Après un an et demi de détention par les troupes d’occupation russes, deux Pères rédemptoristes gréco-catholiques ukrainiens, Bohdan Geleta et Ivan Levytskyi, ont été libérés le 28 juin 2024. «Le but des Russes était de nous briser», témoignent-ils aujourd’hui en relatant les violences, les mauvais traitements et les brimades.  

Les deux prêtres ont été arrêtés, le 16 novembre 2022, à Berdiansk, une ville du sud-est de l’Ukraine occupée par les troupes russes. Les rédemptoristes étaient alors affectés depuis neuf mois à la paroisse de la Nativité de la Bienheureuse Vierge Marie.

Le Père Geleta a expliqué au site catholique américain  The Pillar qu’il y avait des tensions dans la ville à la veille de l’invasion de 2022, mais elles n’avaient pas dégénéré en conflit ouvert. Certaines personnes, influencées par la propagande russe, anticipaient l’arrivée du Russkyi mir. Mais le déclenchement d’une guerre à grande échelle a été un choc pour tout le monde.
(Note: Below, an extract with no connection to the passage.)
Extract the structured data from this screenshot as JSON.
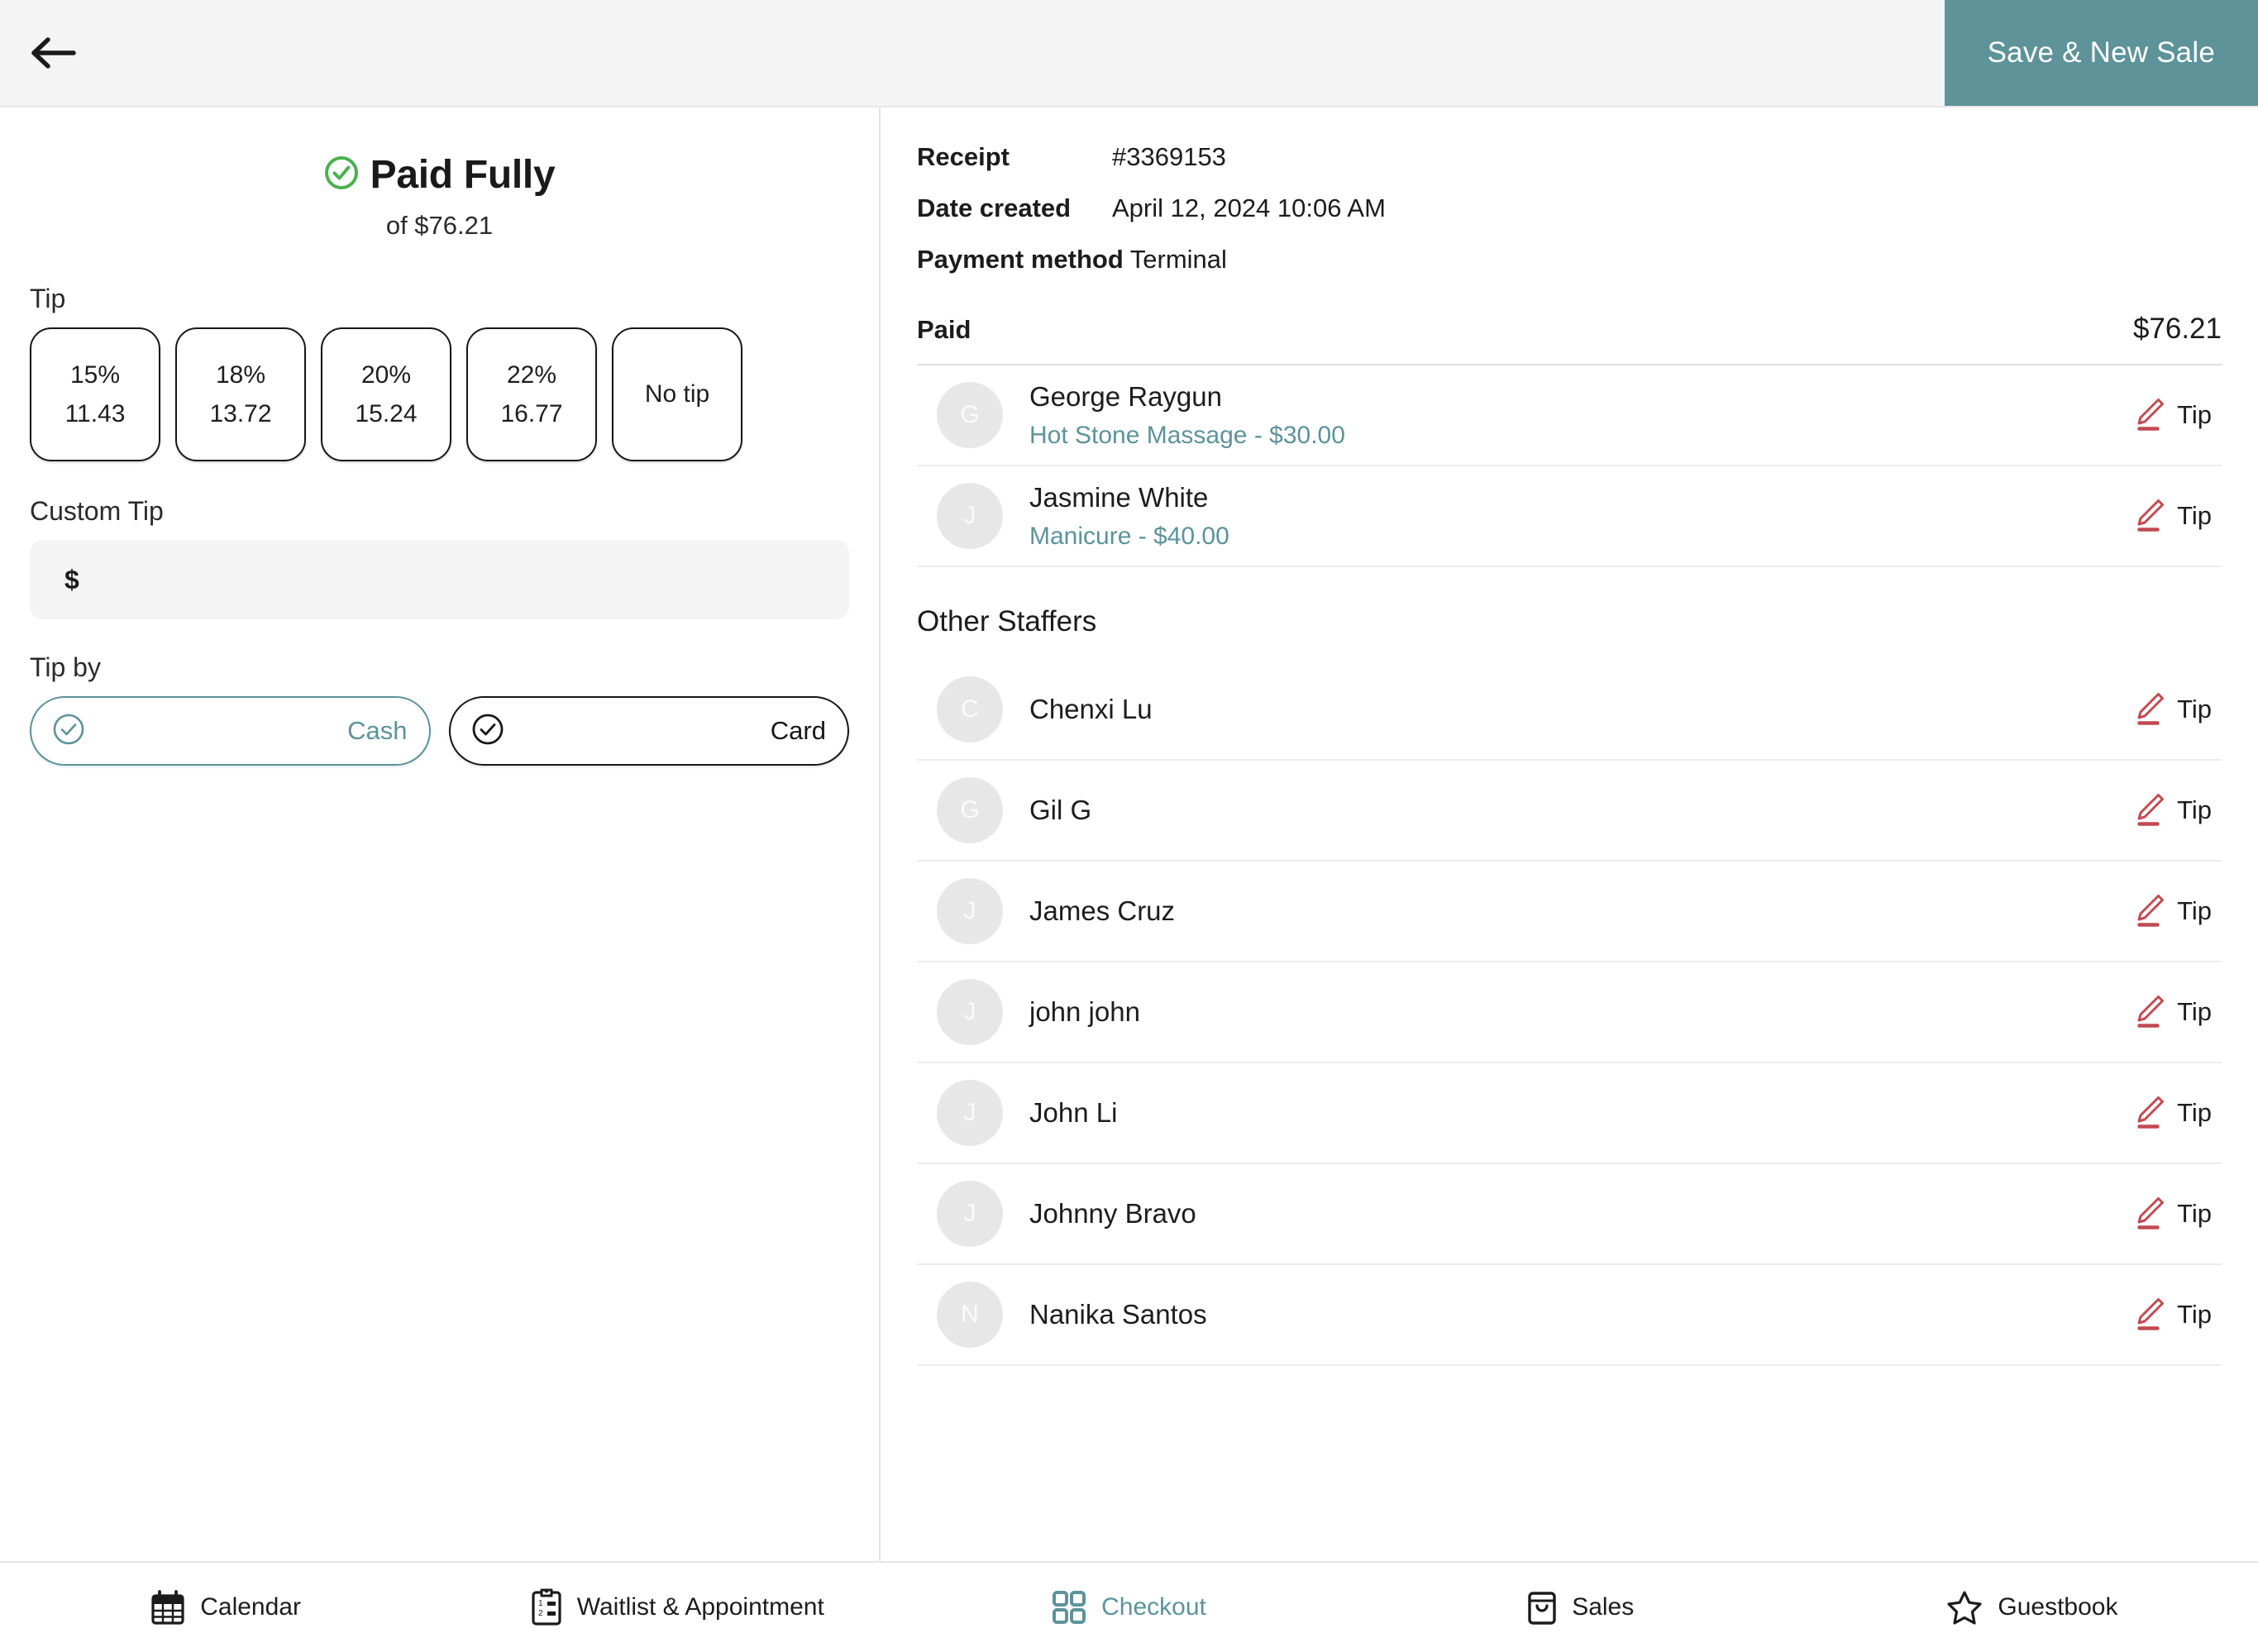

Déterminés à rester sur place

«Dès le premier jour de l’occupation, le 27 février, lorsque les troupes d’invasion sont entrées dans Berdiansk, les gens ont commencé à fuir Marioupol et Melitopol. «Les gens étaient terrifiés, c’était la panique. Des personnes mouraient. On ne savait pas quoi faire ni comment vivre, et l’avenir était totalement incertain. Au cours de ces premières semaines, nous aurions pu partir en toute sécurité, et nous avons nous aussi ressenti la peur et la panique. Mais nous étions déterminés à rester, à continuer à servir Dieu et les gens.»

«L’enquêteur m’a dit que je risquais 25 ans de prison.»

Dans les premiers temps qui ont suivi l’invasion, la peur et l’incertitude ont attiré les habitants dans la paroisse, dont beaucoup semblaient auparavant indifférents à la religion. De leur côté, pendant les neuf premiers mois, les autorités d’occupation russes n’ont pas interféré avec les activités de la paroisse.  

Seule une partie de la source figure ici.